Aleksandr Chekhirkin

Personal information
- Full name: Aleksandr Konstantinovich Chekhirkin
- Nationality: Russian
- Born: 13 March 1986 (age 40) Rostov-on-Don, RSFSR, USSR (now Russia)
- Height: 1.75 m (5 ft 9 in)
- Weight: 78 kg (172 lb)

Sport
- Country: Russia
- Sport: Wrestling
- Event: Greco-Roman
- Club: Radnik
- Coached by: R. A. Boltunov

Medal record
Men's Greco-Roman wrestling
Representing Russia
World Championships
| Gold medal – first place | 2018 Budapest | 77 kg |
European Games
| Gold medal – first place | 2019 Minsk | 77 kg |
European Championships
| Gold medal – first place | 2014 Vantaa | 75 kg |
World Cup
| Silver medal – second place | 2015 Tehran | 75 kg |

= Aleksandr Chekhirkin =

Russian Greco-Roman wrestler

Aleksandr Konstantinovich Chekhirkin (Александр Константинович Чехиркин; born 13 March 1986) is a Russian former Greco-Roman wrestler.

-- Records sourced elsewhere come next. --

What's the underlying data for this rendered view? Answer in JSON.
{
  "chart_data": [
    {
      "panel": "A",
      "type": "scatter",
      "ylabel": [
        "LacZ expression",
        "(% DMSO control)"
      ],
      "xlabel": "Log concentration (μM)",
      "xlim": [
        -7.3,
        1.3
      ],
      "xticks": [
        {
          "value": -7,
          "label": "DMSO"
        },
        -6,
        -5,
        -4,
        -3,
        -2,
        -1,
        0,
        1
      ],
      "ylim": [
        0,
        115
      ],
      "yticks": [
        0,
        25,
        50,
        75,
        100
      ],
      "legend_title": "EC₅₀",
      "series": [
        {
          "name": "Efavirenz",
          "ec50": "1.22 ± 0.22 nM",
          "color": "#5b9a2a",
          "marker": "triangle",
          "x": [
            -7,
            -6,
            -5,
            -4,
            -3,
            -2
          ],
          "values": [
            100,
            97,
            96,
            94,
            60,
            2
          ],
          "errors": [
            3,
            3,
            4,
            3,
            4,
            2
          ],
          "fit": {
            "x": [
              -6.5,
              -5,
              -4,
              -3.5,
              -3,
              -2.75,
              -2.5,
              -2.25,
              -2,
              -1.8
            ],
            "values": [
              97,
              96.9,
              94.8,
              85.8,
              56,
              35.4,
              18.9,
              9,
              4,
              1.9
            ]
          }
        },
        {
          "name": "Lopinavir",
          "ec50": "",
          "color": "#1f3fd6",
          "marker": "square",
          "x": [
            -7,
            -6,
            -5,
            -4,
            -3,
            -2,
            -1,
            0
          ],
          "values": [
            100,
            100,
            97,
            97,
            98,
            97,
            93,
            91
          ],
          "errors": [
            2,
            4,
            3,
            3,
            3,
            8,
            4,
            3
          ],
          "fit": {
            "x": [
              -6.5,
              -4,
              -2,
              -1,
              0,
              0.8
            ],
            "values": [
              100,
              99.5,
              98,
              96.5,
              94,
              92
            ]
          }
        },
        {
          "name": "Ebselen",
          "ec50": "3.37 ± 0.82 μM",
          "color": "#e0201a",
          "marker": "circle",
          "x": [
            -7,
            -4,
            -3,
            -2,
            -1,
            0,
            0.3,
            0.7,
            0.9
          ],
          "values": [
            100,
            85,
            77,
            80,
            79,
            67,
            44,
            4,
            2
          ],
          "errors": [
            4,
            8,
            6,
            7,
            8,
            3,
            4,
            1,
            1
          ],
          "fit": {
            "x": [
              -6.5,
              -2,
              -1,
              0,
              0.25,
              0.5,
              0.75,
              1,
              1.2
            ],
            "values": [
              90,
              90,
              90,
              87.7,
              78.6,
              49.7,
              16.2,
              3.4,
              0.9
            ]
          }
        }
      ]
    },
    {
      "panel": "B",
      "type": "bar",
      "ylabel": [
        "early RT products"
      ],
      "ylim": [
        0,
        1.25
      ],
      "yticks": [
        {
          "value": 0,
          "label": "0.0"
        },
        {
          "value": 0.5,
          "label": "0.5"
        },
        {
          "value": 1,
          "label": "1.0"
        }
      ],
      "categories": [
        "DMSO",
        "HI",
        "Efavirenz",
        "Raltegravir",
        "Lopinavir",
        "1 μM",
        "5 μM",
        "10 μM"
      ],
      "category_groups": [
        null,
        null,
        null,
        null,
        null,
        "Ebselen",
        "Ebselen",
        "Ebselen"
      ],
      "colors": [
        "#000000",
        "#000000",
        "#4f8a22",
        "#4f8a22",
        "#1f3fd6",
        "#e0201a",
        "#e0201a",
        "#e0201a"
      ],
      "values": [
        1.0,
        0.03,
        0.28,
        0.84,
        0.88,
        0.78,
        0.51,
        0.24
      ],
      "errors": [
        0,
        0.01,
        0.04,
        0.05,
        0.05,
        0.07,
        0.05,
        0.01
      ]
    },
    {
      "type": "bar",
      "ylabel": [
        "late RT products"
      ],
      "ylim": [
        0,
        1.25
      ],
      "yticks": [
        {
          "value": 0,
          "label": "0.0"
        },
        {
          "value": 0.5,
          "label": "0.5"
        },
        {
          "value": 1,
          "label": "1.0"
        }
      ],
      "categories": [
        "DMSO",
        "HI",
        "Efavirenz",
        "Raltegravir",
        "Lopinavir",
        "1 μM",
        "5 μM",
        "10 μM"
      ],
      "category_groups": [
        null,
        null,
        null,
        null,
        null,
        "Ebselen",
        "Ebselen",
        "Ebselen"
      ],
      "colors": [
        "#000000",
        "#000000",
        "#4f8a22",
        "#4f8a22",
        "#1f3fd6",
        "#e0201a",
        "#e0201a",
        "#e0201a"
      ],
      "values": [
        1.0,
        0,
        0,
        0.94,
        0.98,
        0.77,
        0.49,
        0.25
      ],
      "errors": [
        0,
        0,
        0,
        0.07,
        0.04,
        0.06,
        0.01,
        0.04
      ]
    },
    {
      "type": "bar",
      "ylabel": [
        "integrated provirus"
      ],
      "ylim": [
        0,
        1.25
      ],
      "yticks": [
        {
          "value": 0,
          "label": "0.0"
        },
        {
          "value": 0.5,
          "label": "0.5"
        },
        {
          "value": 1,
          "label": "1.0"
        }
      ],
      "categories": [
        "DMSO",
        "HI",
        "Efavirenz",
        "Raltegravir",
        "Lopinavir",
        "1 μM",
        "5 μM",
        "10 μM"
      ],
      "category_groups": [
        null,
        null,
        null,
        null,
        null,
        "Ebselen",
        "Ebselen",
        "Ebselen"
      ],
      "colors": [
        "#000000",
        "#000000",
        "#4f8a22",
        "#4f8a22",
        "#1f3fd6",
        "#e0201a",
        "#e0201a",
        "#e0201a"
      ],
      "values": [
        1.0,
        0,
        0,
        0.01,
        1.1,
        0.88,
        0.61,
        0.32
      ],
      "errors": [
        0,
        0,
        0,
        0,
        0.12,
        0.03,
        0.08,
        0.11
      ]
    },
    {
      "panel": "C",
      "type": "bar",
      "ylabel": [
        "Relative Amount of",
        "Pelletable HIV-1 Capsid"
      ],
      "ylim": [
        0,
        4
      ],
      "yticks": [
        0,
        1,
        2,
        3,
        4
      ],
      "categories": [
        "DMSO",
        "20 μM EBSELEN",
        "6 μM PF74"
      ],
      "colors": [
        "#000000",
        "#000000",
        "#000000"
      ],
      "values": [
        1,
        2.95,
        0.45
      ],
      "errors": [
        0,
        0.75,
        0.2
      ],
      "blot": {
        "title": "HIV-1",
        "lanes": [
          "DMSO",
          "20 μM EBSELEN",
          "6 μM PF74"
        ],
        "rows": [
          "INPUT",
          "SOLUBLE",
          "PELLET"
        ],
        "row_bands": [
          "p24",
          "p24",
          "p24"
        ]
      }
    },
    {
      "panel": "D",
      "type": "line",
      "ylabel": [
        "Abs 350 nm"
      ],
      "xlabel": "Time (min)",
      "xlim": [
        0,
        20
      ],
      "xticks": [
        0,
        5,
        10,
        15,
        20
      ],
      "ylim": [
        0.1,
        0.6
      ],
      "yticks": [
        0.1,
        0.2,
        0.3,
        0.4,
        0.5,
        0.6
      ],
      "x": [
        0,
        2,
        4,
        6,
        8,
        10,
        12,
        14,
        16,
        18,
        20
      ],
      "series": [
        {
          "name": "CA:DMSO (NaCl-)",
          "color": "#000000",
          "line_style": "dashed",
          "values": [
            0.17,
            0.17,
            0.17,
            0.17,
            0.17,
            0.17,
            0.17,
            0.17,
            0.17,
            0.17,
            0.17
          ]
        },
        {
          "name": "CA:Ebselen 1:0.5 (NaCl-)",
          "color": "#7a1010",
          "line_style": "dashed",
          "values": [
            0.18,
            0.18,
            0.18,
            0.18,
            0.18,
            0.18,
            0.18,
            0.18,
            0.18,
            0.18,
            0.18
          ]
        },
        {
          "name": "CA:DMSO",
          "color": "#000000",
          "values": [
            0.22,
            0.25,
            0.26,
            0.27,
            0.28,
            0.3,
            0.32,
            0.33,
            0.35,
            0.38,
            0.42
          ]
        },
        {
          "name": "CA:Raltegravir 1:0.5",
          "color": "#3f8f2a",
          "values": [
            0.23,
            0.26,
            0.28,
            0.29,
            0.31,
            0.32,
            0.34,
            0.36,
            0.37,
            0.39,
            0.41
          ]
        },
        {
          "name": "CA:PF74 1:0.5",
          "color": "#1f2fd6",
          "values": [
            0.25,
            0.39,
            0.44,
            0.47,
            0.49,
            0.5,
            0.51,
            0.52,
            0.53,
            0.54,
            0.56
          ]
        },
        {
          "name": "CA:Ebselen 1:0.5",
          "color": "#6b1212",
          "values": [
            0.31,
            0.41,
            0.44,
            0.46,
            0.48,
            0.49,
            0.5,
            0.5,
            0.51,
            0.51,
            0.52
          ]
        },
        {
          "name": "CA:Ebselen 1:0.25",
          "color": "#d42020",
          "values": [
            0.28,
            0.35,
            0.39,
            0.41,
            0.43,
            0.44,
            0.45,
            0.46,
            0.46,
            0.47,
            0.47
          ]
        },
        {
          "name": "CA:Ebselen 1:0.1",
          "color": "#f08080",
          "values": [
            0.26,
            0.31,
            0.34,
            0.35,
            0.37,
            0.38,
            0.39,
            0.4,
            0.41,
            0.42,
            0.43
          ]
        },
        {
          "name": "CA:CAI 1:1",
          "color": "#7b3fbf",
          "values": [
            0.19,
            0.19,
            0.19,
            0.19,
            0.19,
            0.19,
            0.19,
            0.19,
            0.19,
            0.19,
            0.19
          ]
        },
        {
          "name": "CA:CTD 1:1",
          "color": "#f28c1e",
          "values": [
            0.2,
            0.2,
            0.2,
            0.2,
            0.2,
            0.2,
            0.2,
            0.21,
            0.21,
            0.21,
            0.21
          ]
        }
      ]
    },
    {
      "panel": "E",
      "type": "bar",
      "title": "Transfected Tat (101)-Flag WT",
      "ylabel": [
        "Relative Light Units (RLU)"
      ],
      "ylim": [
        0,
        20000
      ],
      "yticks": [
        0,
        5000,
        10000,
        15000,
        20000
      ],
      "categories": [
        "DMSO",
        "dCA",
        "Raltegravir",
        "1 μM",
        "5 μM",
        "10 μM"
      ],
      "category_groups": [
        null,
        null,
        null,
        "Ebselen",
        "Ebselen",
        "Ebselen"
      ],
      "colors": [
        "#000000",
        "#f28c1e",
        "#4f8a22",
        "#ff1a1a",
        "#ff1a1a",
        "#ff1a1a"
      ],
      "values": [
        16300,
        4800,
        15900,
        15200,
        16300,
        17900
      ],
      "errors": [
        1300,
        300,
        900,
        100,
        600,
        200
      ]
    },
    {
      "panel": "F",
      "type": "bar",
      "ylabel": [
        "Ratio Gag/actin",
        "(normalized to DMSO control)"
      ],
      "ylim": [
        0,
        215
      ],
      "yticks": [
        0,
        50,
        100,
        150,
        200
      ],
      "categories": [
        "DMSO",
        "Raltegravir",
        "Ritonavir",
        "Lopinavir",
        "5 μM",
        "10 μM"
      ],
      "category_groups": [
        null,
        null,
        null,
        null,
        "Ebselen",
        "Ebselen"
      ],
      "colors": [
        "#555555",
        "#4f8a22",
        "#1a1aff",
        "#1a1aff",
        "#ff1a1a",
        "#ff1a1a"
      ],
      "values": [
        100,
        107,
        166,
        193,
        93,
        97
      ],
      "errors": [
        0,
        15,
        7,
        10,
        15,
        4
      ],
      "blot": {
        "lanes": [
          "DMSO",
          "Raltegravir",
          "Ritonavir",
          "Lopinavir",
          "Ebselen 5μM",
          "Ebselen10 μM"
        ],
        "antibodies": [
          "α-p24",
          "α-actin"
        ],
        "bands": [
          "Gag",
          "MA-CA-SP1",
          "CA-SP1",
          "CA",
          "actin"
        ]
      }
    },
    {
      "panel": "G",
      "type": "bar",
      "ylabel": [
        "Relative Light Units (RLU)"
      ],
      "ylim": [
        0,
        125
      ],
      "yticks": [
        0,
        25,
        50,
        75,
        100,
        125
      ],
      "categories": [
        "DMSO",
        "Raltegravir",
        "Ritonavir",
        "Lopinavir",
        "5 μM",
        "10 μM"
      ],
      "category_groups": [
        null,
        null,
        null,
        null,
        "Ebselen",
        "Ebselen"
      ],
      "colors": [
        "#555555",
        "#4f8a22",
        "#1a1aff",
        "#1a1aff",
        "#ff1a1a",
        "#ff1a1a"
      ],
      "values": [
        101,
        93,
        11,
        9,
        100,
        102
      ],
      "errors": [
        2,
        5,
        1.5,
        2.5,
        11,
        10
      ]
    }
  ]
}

He is a three-times national champion, having won in 2009, 2017 and 2018. Internationally, Chekhirkin won the 2014 European Wrestling Championships in Vantaa, Finland, defeating 2012 Olympic silver medallist Arsen Julfalakyan in the final. He was originally runner-up at the 2017 World Wrestling Championships, losing to Serbian wrestler Viktor Nemeš, but his medal was later stripped off due to doping (glucocorticoid). At the 2018 World Wrestling Championships he earned the gold medal for the Russian Federation at 77 kilos.

In March 2021, he qualified at the European Qualification Tournament to compete at the 2020 Summer Olympics in Tokyo, Japan.